Como a las 4 de la tarde, una enfermera gritó desde arriba: “¡Dónde están los familiares de la paciente Lucrecia!” Me levanté del piso y le dije yo soy su esposo. Sin darme explicación, sólo me dijo: “Se necesitan pañales para el bebé, también pañales para adulto y unas jeringas”. Mi hermana Judith se acercó a la enfermera para preguntarle cómo se encontraba Lucrecia. Sin mirarla, contestó: “Espere, luego les avisamos qué pasa”. Tras entregar los pañales permanecimos en la calle en espera de información. Como a las 6 de la tarde gritó el médico que atendía a mi esposa: “¡Dónde están los familiares de la paciente Lucrecia!” Corrí junto con mi hermana Judith con la ilusión de que me informaran que ya había nacido mi bebé. Con gesto de pocos amigos, el doctor, sin dar explicación de lo que pasaba, sólo nos dijo que trasladarían a Lucrecia al hospital de Tlapa. Le preguntamos qué había pasado. Se quedó pensando un rato y nos dijo: “Hubo un problema, una parte de la placenta se quedó adentro y hemos intentado sacarla, pero su caso se ha complicado”. Su preocupación mayor es que sangraba mucho y no podían parar la hemorragia.
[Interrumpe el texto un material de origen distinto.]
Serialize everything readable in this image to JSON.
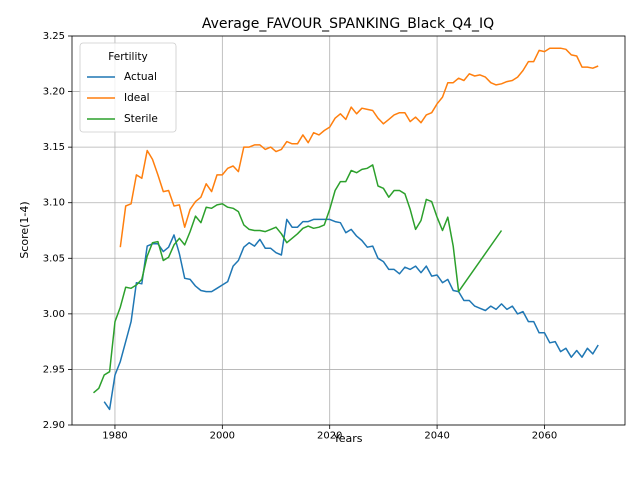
{
  "chart_data": {
    "type": "line",
    "title": "Average_FAVOUR_SPANKING_Black_Q4_IQ",
    "xlabel": "Years",
    "ylabel": "Score(1-4)",
    "xlim": [
      1972,
      2075
    ],
    "ylim": [
      2.9,
      3.25
    ],
    "x_ticks": [
      1980,
      2000,
      2020,
      2040,
      2060
    ],
    "y_ticks": [
      2.9,
      2.95,
      3.0,
      3.05,
      3.1,
      3.15,
      3.2,
      3.25
    ],
    "x_tick_labels": [
      "1980",
      "2000",
      "2020",
      "2040",
      "2060"
    ],
    "y_tick_labels": [
      "2.90",
      "2.95",
      "3.00",
      "3.05",
      "3.10",
      "3.15",
      "3.20",
      "3.25"
    ],
    "grid": true,
    "legend": {
      "title": "Fertility",
      "position": "top-left"
    },
    "series": [
      {
        "name": "Actual",
        "color": "#1f77b4",
        "x": [
          1978,
          1979,
          1980,
          1981,
          1982,
          1983,
          1984,
          1985,
          1986,
          1987,
          1988,
          1989,
          1990,
          1991,
          1992,
          1993,
          1994,
          1995,
          1996,
          1997,
          1998,
          1999,
          2000,
          2001,
          2002,
          2003,
          2004,
          2005,
          2006,
          2007,
          2008,
          2009,
          2010,
          2011,
          2012,
          2013,
          2014,
          2015,
          2016,
          2017,
          2018,
          2019,
          2020,
          2021,
          2022,
          2023,
          2024,
          2025,
          2026,
          2027,
          2028,
          2029,
          2030,
          2031,
          2032,
          2033,
          2034,
          2035,
          2036,
          2037,
          2038,
          2039,
          2040,
          2041,
          2042,
          2043,
          2044,
          2045,
          2046,
          2047,
          2048,
          2049,
          2050,
          2051,
          2052,
          2053,
          2054,
          2055,
          2056,
          2057,
          2058,
          2059,
          2060,
          2061,
          2062,
          2063,
          2064,
          2065,
          2066,
          2067,
          2068,
          2069,
          2070
        ],
        "values": [
          2.921,
          2.914,
          2.945,
          2.957,
          2.975,
          2.993,
          3.028,
          3.027,
          3.061,
          3.063,
          3.063,
          3.056,
          3.06,
          3.071,
          3.054,
          3.032,
          3.031,
          3.025,
          3.021,
          3.02,
          3.02,
          3.023,
          3.026,
          3.029,
          3.043,
          3.048,
          3.06,
          3.064,
          3.061,
          3.067,
          3.059,
          3.059,
          3.055,
          3.053,
          3.085,
          3.078,
          3.078,
          3.083,
          3.083,
          3.085,
          3.085,
          3.085,
          3.085,
          3.083,
          3.082,
          3.073,
          3.076,
          3.07,
          3.066,
          3.06,
          3.061,
          3.05,
          3.047,
          3.04,
          3.04,
          3.036,
          3.042,
          3.04,
          3.043,
          3.037,
          3.043,
          3.034,
          3.035,
          3.028,
          3.031,
          3.021,
          3.02,
          3.012,
          3.012,
          3.007,
          3.005,
          3.003,
          3.007,
          3.004,
          3.009,
          3.004,
          3.007,
          3.0,
          3.002,
          2.993,
          2.993,
          2.983,
          2.983,
          2.974,
          2.975,
          2.966,
          2.969,
          2.961,
          2.967,
          2.961,
          2.969,
          2.964,
          2.972
        ]
      },
      {
        "name": "Ideal",
        "color": "#ff7f0e",
        "x": [
          1981,
          1982,
          1983,
          1984,
          1985,
          1986,
          1987,
          1988,
          1989,
          1990,
          1991,
          1992,
          1993,
          1994,
          1995,
          1996,
          1997,
          1998,
          1999,
          2000,
          2001,
          2002,
          2003,
          2004,
          2005,
          2006,
          2007,
          2008,
          2009,
          2010,
          2011,
          2012,
          2013,
          2014,
          2015,
          2016,
          2017,
          2018,
          2019,
          2020,
          2021,
          2022,
          2023,
          2024,
          2025,
          2026,
          2027,
          2028,
          2029,
          2030,
          2031,
          2032,
          2033,
          2034,
          2035,
          2036,
          2037,
          2038,
          2039,
          2040,
          2041,
          2042,
          2043,
          2044,
          2045,
          2046,
          2047,
          2048,
          2049,
          2050,
          2051,
          2052,
          2053,
          2054,
          2055,
          2056,
          2057,
          2058,
          2059,
          2060,
          2061,
          2062,
          2063,
          2064,
          2065,
          2066,
          2067,
          2068,
          2069,
          2070
        ],
        "values": [
          3.06,
          3.097,
          3.099,
          3.125,
          3.122,
          3.147,
          3.139,
          3.125,
          3.11,
          3.111,
          3.097,
          3.098,
          3.078,
          3.094,
          3.101,
          3.105,
          3.117,
          3.11,
          3.125,
          3.125,
          3.131,
          3.133,
          3.128,
          3.15,
          3.15,
          3.152,
          3.152,
          3.148,
          3.15,
          3.146,
          3.148,
          3.155,
          3.153,
          3.153,
          3.161,
          3.154,
          3.163,
          3.161,
          3.165,
          3.168,
          3.176,
          3.18,
          3.175,
          3.186,
          3.18,
          3.185,
          3.184,
          3.183,
          3.176,
          3.171,
          3.175,
          3.179,
          3.181,
          3.181,
          3.173,
          3.177,
          3.172,
          3.179,
          3.181,
          3.189,
          3.195,
          3.208,
          3.208,
          3.212,
          3.21,
          3.216,
          3.214,
          3.215,
          3.213,
          3.208,
          3.206,
          3.207,
          3.209,
          3.21,
          3.213,
          3.219,
          3.227,
          3.227,
          3.237,
          3.236,
          3.239,
          3.239,
          3.239,
          3.238,
          3.233,
          3.232,
          3.222,
          3.222,
          3.221,
          3.223
        ]
      },
      {
        "name": "Sterile",
        "color": "#2ca02c",
        "x": [
          1976,
          1977,
          1978,
          1979,
          1980,
          1981,
          1982,
          1983,
          1984,
          1985,
          1986,
          1987,
          1988,
          1989,
          1990,
          1991,
          1992,
          1993,
          1994,
          1995,
          1996,
          1997,
          1998,
          1999,
          2000,
          2001,
          2002,
          2003,
          2004,
          2005,
          2006,
          2007,
          2008,
          2009,
          2010,
          2011,
          2012,
          2013,
          2014,
          2015,
          2016,
          2017,
          2018,
          2019,
          2020,
          2021,
          2022,
          2023,
          2024,
          2025,
          2026,
          2027,
          2028,
          2029,
          2030,
          2031,
          2032,
          2033,
          2034,
          2035,
          2036,
          2037,
          2038,
          2039,
          2040,
          2041,
          2042,
          2043,
          2044,
          2052
        ],
        "values": [
          2.929,
          2.933,
          2.945,
          2.948,
          2.993,
          3.006,
          3.024,
          3.023,
          3.026,
          3.031,
          3.052,
          3.064,
          3.065,
          3.048,
          3.051,
          3.062,
          3.068,
          3.062,
          3.074,
          3.088,
          3.082,
          3.096,
          3.095,
          3.098,
          3.099,
          3.096,
          3.095,
          3.092,
          3.08,
          3.076,
          3.075,
          3.075,
          3.074,
          3.076,
          3.078,
          3.072,
          3.064,
          3.068,
          3.072,
          3.077,
          3.079,
          3.077,
          3.078,
          3.08,
          3.094,
          3.111,
          3.119,
          3.119,
          3.129,
          3.127,
          3.13,
          3.131,
          3.134,
          3.115,
          3.113,
          3.105,
          3.111,
          3.111,
          3.108,
          3.094,
          3.076,
          3.084,
          3.103,
          3.101,
          3.087,
          3.075,
          3.087,
          3.061,
          3.02,
          3.075
        ]
      }
    ]
  }
}
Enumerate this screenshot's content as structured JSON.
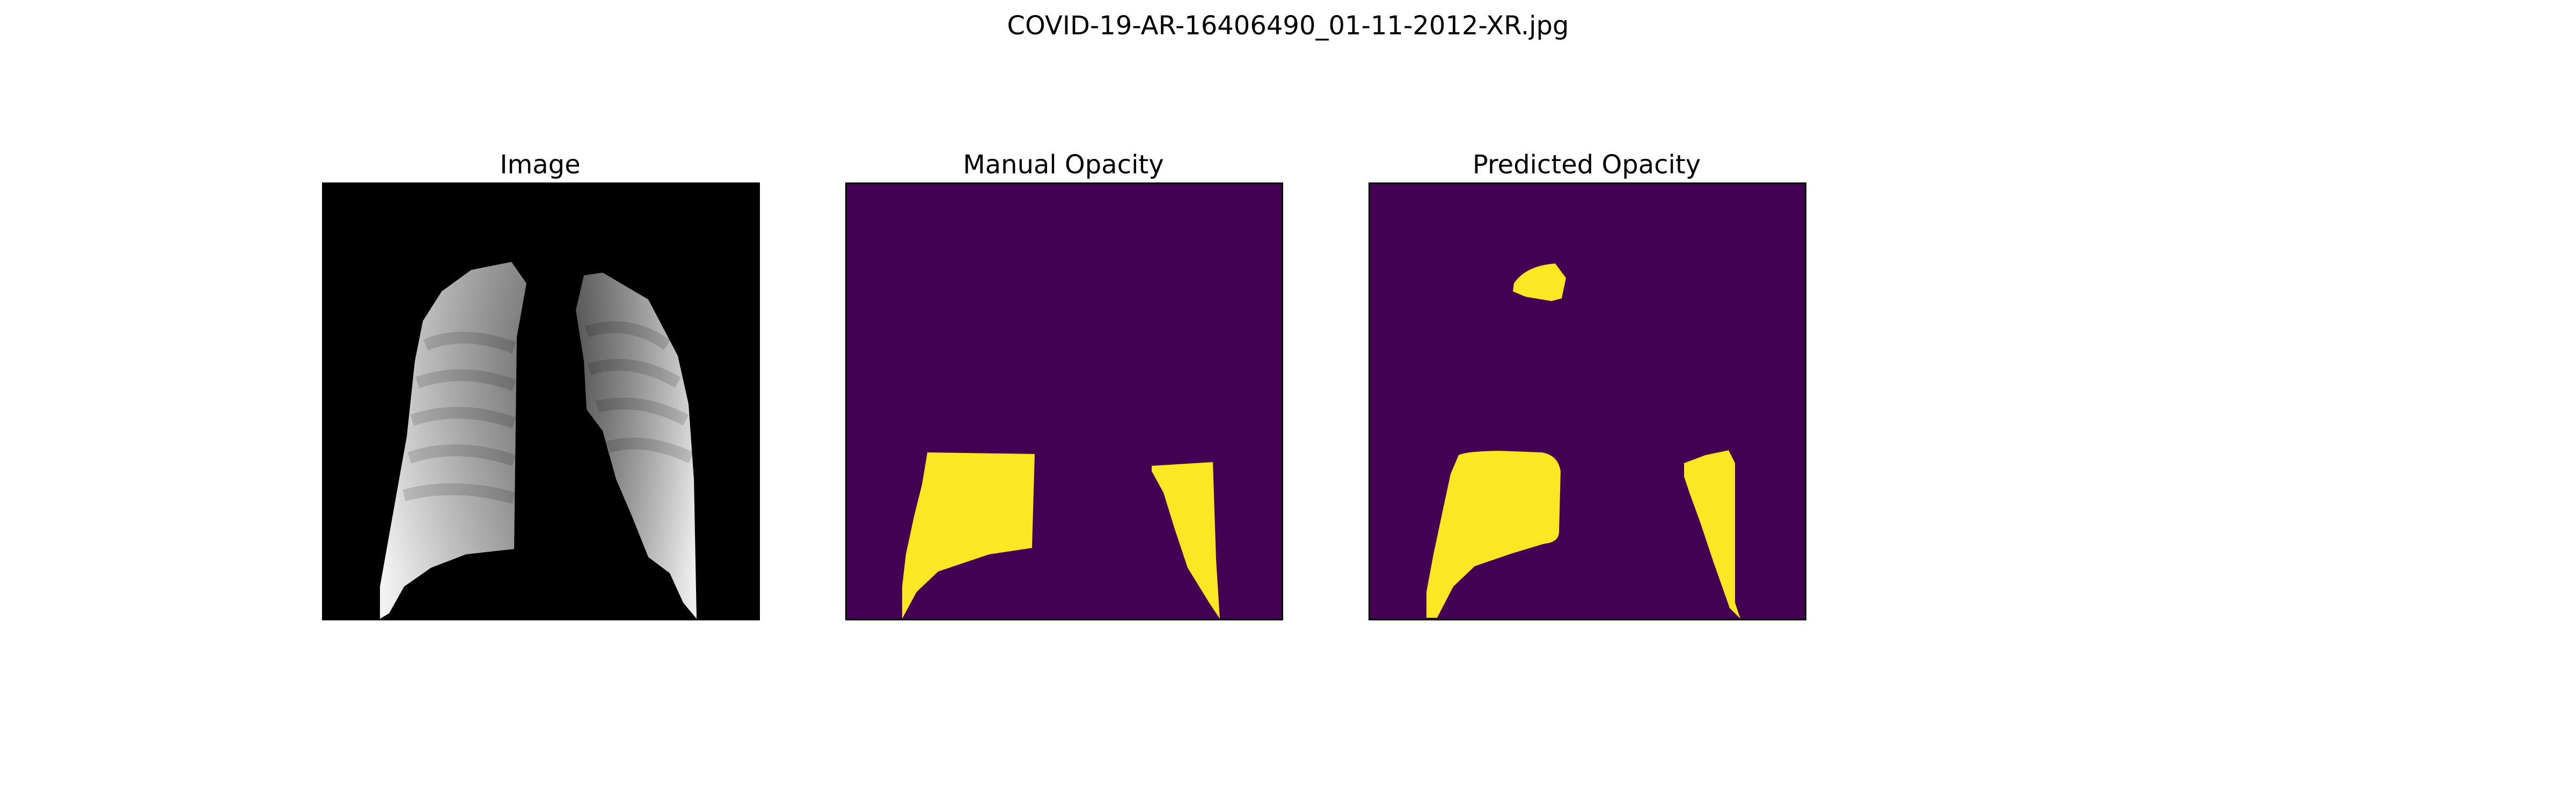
{
  "figure": {
    "title": "COVID-19-AR-16406490_01-11-2012-XR.jpg"
  },
  "panels": [
    {
      "title": "Image",
      "content": "grayscale chest x-ray with lung fields segmented"
    },
    {
      "title": "Manual Opacity",
      "content": "binary mask"
    },
    {
      "title": "Predicted Opacity",
      "content": "binary mask"
    }
  ],
  "colors": {
    "mask_background": "#440154",
    "mask_foreground": "#fde725",
    "image_background": "#000000"
  }
}
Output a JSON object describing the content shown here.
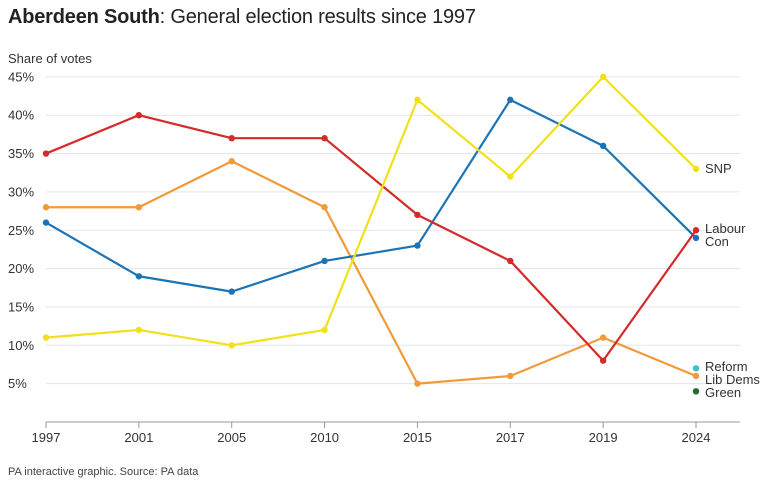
{
  "title": {
    "bold": "Aberdeen South",
    "rest": ": General election results since 1997"
  },
  "footer": "PA interactive graphic. Source: PA data",
  "chart_data": {
    "type": "line",
    "title": "Aberdeen South: General election results since 1997",
    "ylabel": "Share of votes",
    "xlabel": "",
    "x": [
      "1997",
      "2001",
      "2005",
      "2010",
      "2015",
      "2017",
      "2019",
      "2024"
    ],
    "y_ticks": [
      "5%",
      "10%",
      "15%",
      "20%",
      "25%",
      "30%",
      "35%",
      "40%",
      "45%"
    ],
    "ylim": [
      0,
      45
    ],
    "grid": true,
    "legend": "direct labels at right",
    "series": [
      {
        "name": "SNP",
        "color": "#f2e01b",
        "values": [
          11,
          12,
          10,
          12,
          42,
          32,
          45,
          33
        ]
      },
      {
        "name": "Labour",
        "color": "#d42a2a",
        "values": [
          35,
          40,
          37,
          37,
          27,
          21,
          8,
          25
        ]
      },
      {
        "name": "Con",
        "color": "#1a74b5",
        "values": [
          26,
          19,
          17,
          21,
          23,
          42,
          36,
          24
        ]
      },
      {
        "name": "Lib Dems",
        "color": "#f09a3a",
        "values": [
          28,
          28,
          34,
          28,
          5,
          6,
          11,
          6
        ]
      },
      {
        "name": "Reform",
        "color": "#3fc3c8",
        "values": [
          null,
          null,
          null,
          null,
          null,
          null,
          null,
          7
        ]
      },
      {
        "name": "Green",
        "color": "#1f6b32",
        "values": [
          null,
          null,
          null,
          null,
          null,
          null,
          null,
          4
        ]
      }
    ]
  }
}
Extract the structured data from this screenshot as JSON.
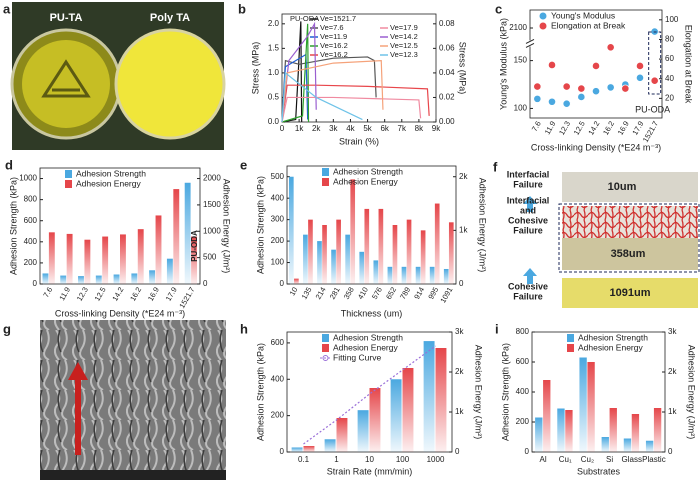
{
  "panels": {
    "a": {
      "label": "a",
      "captions": [
        "PU-TA",
        "Poly TA"
      ]
    },
    "f": {
      "label": "f",
      "annotations": [
        [
          "Interfacial",
          "Failure"
        ],
        [
          "Interfacial",
          "and",
          "Cohesive",
          "Failure"
        ],
        [
          "Cohesive",
          "Failure"
        ]
      ],
      "image_labels": [
        "10um",
        "358um",
        "1091um"
      ]
    },
    "g": {
      "label": "g"
    }
  },
  "chart_data": [
    {
      "panel": "b",
      "type": "line",
      "x_label": "Strain (%)",
      "y_label": "Stress (MPa)",
      "y2_label": "Stress (MPa)",
      "annotation": "PU-ODA",
      "xlim": [
        0,
        9000
      ],
      "xticks": [
        0,
        {
          "value": 1000,
          "label": "1k"
        },
        {
          "value": 2000,
          "label": "2k"
        },
        {
          "value": 3000,
          "label": "3k"
        },
        {
          "value": 4000,
          "label": "4k"
        },
        {
          "value": 5000,
          "label": "5k"
        },
        {
          "value": 6000,
          "label": "6k"
        },
        {
          "value": 7000,
          "label": "7k"
        },
        {
          "value": 8000,
          "label": "8k"
        },
        {
          "value": 9000,
          "label": "9k"
        }
      ],
      "ylim": [
        0,
        2.2
      ],
      "yticks": [
        {
          "value": 0,
          "label": "0.0"
        },
        {
          "value": 0.5,
          "label": "0.5"
        },
        {
          "value": 1,
          "label": "1.0"
        },
        {
          "value": 1.5,
          "label": "1.5"
        },
        {
          "value": 2,
          "label": "2.0"
        }
      ],
      "y2lim": [
        0,
        0.088
      ],
      "y2ticks": [
        {
          "value": 0,
          "label": "0.00"
        },
        {
          "value": 0.02,
          "label": "0.02"
        },
        {
          "value": 0.04,
          "label": "0.04"
        },
        {
          "value": 0.06,
          "label": "0.06"
        },
        {
          "value": 0.08,
          "label": "0.08"
        }
      ],
      "series": [
        {
          "name": "Ve=1521.7",
          "color": "#111111",
          "x": [
            0,
            800,
            950,
            1100,
            1150
          ],
          "values": [
            0,
            0.05,
            1.0,
            2.05,
            0
          ]
        },
        {
          "name": "Ve=7.6",
          "color": "#555555",
          "axis": "y2",
          "x": [
            0,
            200,
            1000,
            3000,
            5000,
            5400,
            5500
          ],
          "values": [
            0,
            0.05,
            0.047,
            0.052,
            0.053,
            0.05,
            0.02
          ]
        },
        {
          "name": "Ve=11.9",
          "color": "#1f5fd6",
          "axis": "y2",
          "x": [
            0,
            200,
            800,
            1400,
            1500
          ],
          "values": [
            0,
            0.045,
            0.05,
            0.055,
            0.002
          ]
        },
        {
          "name": "Ve=16.2",
          "color": "#2ca02c",
          "axis": "y2",
          "x": [
            0,
            1200,
            1500,
            1550
          ],
          "values": [
            0,
            0.005,
            0.08,
            0
          ]
        },
        {
          "name": "Ve=16.2",
          "color": "#e8464b",
          "axis": "y2",
          "x": [
            0,
            300,
            2000,
            5000,
            8500,
            8600
          ],
          "values": [
            0,
            0.03,
            0.03,
            0.029,
            0.027,
            0.005
          ]
        },
        {
          "name": "Ve=17.9",
          "color": "#f08aa0",
          "axis": "y2",
          "x": [
            0,
            300,
            3000,
            8000,
            8100
          ],
          "values": [
            0,
            0.02,
            0.02,
            0.018,
            0.003
          ]
        },
        {
          "name": "Ve=14.2",
          "color": "#9a5fd0",
          "axis": "y2",
          "x": [
            0,
            400,
            1500,
            1900,
            2000
          ],
          "values": [
            0,
            0.05,
            0.07,
            0.08,
            0.01
          ]
        },
        {
          "name": "Ve=12.5",
          "color": "#f5a27a",
          "axis": "y2",
          "x": [
            0,
            300,
            3000,
            5800,
            5900
          ],
          "values": [
            0,
            0.04,
            0.048,
            0.05,
            0.01
          ]
        },
        {
          "name": "Ve=12.3",
          "color": "#6fc3e8",
          "axis": "y2",
          "x": [
            0,
            200,
            2000,
            4700
          ],
          "values": [
            0,
            0.04,
            0.02,
            0.002
          ]
        }
      ]
    },
    {
      "panel": "c",
      "type": "scatter",
      "x_label": "Cross-linking Density (*E24 m⁻³)",
      "y_label": "Young's Modulus (kPa)",
      "y2_label": "Elongation at Break",
      "annotation": "PU-ODA",
      "categories": [
        "7.6",
        "11.9",
        "12.3",
        "12.5",
        "14.2",
        "16.2",
        "16.9",
        "17.9",
        "1521.7"
      ],
      "ylim": [
        90,
        2200
      ],
      "y_break": [
        160,
        2050
      ],
      "yticks": [
        100,
        150,
        2100
      ],
      "y2lim": [
        0,
        110
      ],
      "y2ticks": [
        20,
        40,
        60,
        80,
        100
      ],
      "series": [
        {
          "name": "Young's Modulus",
          "color": "#4aa8e0",
          "values": [
            110,
            107,
            105,
            112,
            118,
            122,
            125,
            132,
            2080
          ]
        },
        {
          "name": "Elongation at Break",
          "color": "#e5464a",
          "axis": "y2",
          "values": [
            32,
            54,
            32,
            30,
            53,
            72,
            30,
            53,
            38
          ]
        }
      ]
    },
    {
      "panel": "d",
      "type": "bar",
      "x_label": "Cross-linking Density (*E24 m⁻³)",
      "y_label": "Adhesion Strength (kPa)",
      "y2_label": "Adhesion Energy (J/m²)",
      "annotation": "PU-ODA",
      "categories": [
        "7.6",
        "11.9",
        "12.3",
        "12.5",
        "14.2",
        "16.2",
        "16.9",
        "17.9",
        "1521.7"
      ],
      "ylim": [
        0,
        1100
      ],
      "yticks": [
        0,
        200,
        400,
        600,
        800,
        1000
      ],
      "y2lim": [
        0,
        2200
      ],
      "y2ticks": [
        0,
        500,
        1000,
        1500,
        2000
      ],
      "series": [
        {
          "name": "Adhesion Strength",
          "color": "#4aa8e0",
          "values": [
            100,
            80,
            75,
            80,
            90,
            100,
            130,
            240,
            960
          ]
        },
        {
          "name": "Adhesion Energy",
          "color": "#e5464a",
          "axis": "y2",
          "values": [
            980,
            950,
            840,
            900,
            940,
            1040,
            1300,
            1800,
            900
          ]
        }
      ]
    },
    {
      "panel": "e",
      "type": "bar",
      "x_label": "Thickness (um)",
      "y_label": "Adhesion Strength (kPa)",
      "y2_label": "Adhesion Energy (J/m²)",
      "categories": [
        "10",
        "135",
        "214",
        "281",
        "358",
        "410",
        "576",
        "652",
        "789",
        "914",
        "995",
        "1091"
      ],
      "ylim": [
        0,
        550
      ],
      "yticks": [
        0,
        100,
        200,
        300,
        400,
        500
      ],
      "y2lim": [
        0,
        2200
      ],
      "y2ticks": [
        0,
        {
          "value": 1000,
          "label": "1k"
        },
        {
          "value": 2000,
          "label": "2k"
        }
      ],
      "series": [
        {
          "name": "Adhesion Strength",
          "color": "#4aa8e0",
          "values": [
            500,
            230,
            200,
            160,
            230,
            150,
            110,
            80,
            80,
            80,
            80,
            70
          ]
        },
        {
          "name": "Adhesion Energy",
          "color": "#e5464a",
          "axis": "y2",
          "values": [
            100,
            1200,
            1100,
            1200,
            1950,
            1400,
            1400,
            1100,
            1200,
            1000,
            1500,
            1150
          ]
        }
      ]
    },
    {
      "panel": "h",
      "type": "bar",
      "x_label": "Strain Rate (mm/min)",
      "y_label": "Adhesion Strength (kPa)",
      "y2_label": "Adhesion Energy (J/m²)",
      "categories": [
        "0.1",
        "1",
        "10",
        "100",
        "1000"
      ],
      "ylim": [
        0,
        660
      ],
      "yticks": [
        0,
        200,
        400,
        600
      ],
      "y2lim": [
        0,
        3000
      ],
      "y2ticks": [
        0,
        {
          "value": 1000,
          "label": "1k"
        },
        {
          "value": 2000,
          "label": "2k"
        },
        {
          "value": 3000,
          "label": "3k"
        }
      ],
      "series": [
        {
          "name": "Adhesion Strength",
          "color": "#4aa8e0",
          "values": [
            25,
            70,
            230,
            400,
            610
          ]
        },
        {
          "name": "Adhesion Energy",
          "color": "#e5464a",
          "axis": "y2",
          "values": [
            150,
            850,
            1600,
            2100,
            2600
          ]
        },
        {
          "name": "Fitting Curve",
          "color": "#9a6fd8",
          "axis": "y2",
          "type": "line",
          "values": [
            200,
            800,
            1450,
            2050,
            2650
          ]
        }
      ]
    },
    {
      "panel": "i",
      "type": "bar",
      "x_label": "Substrates",
      "y_label": "Adhesion Strength (kPa)",
      "y2_label": "Adhesion Energy (J/m²)",
      "categories": [
        "Al",
        "Cu₁",
        "Cu₂",
        "Si",
        "Glass",
        "Plastic"
      ],
      "ylim": [
        0,
        800
      ],
      "yticks": [
        0,
        200,
        400,
        600,
        800
      ],
      "y2lim": [
        0,
        3000
      ],
      "y2ticks": [
        0,
        {
          "value": 1000,
          "label": "1k"
        },
        {
          "value": 2000,
          "label": "2k"
        },
        {
          "value": 3000,
          "label": "3k"
        }
      ],
      "series": [
        {
          "name": "Adhesion Strength",
          "color": "#4aa8e0",
          "values": [
            230,
            290,
            630,
            100,
            90,
            75
          ]
        },
        {
          "name": "Adhesion Energy",
          "color": "#e5464a",
          "axis": "y2",
          "values": [
            1800,
            1050,
            2250,
            1100,
            950,
            1100
          ]
        }
      ]
    }
  ]
}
Antes de bajar a mi esposa, salió una enfermera con un bebé en brazos y le dijo a mi hermana Edith “te entregamos a la bebé para que vayas en la ambulancia y acompañes a la paciente a Tlapa”. Con una pequeña cobijita cubrimos a la bebé que no traía puesto el pañal. Fue muy angustiante la espera porque pasó más de una hora y no bajaban a Lucrecia. Cuando por fin la sacaron en una camilla logré acercarme y vi a Lucrecia que sacaba espuma por la boca. Tenía los ojos cerrados y ya no se movía, llevaba el suero entre las dos manos. Cuando estaban arriba de la ambulancia, a pesar de que cerraron la puerta, vi que el médico y la enfermera hacían maniobra en el cuerpo de mi esposa. Le apretaban con mucha fuerza la parte el estómago. Entiendo que intentaban reanimarla, pero no pudieron, más bien la lastimaron y terminó desangrándose. Bajaron de la ambulancia y del área de urgencias me llamaron. No sabían cómo decirme lo que había pasado. Ya no me aguanté y les tuve que reclamar por qué se portan así con la gente de la Montaña. “No porque seamos indígenas nos van a ignorar, ahorita me van a decir qué pasó con Lucrecia.” El médico me dijo: “Tu esposa se alivió bien. Yo corté el cordón umbilical y la placenta se fue para adentro. Metí la mano e hice todo lo posible por sacarla. Saqué pedazo por pedazo. Metí la pinza y aun así no pude. Se quedó un pedazo de placenta adentro”. Esa fue la causa de la muerte de Lucrecia. Mientras, el cuerpo de mi esposa yacía en la ambulancia. Fue hasta la una de la mañana cuando me entregaron su cuerpo, sin que a nadie le doliera la muerte de una madre indígena de la Montaña.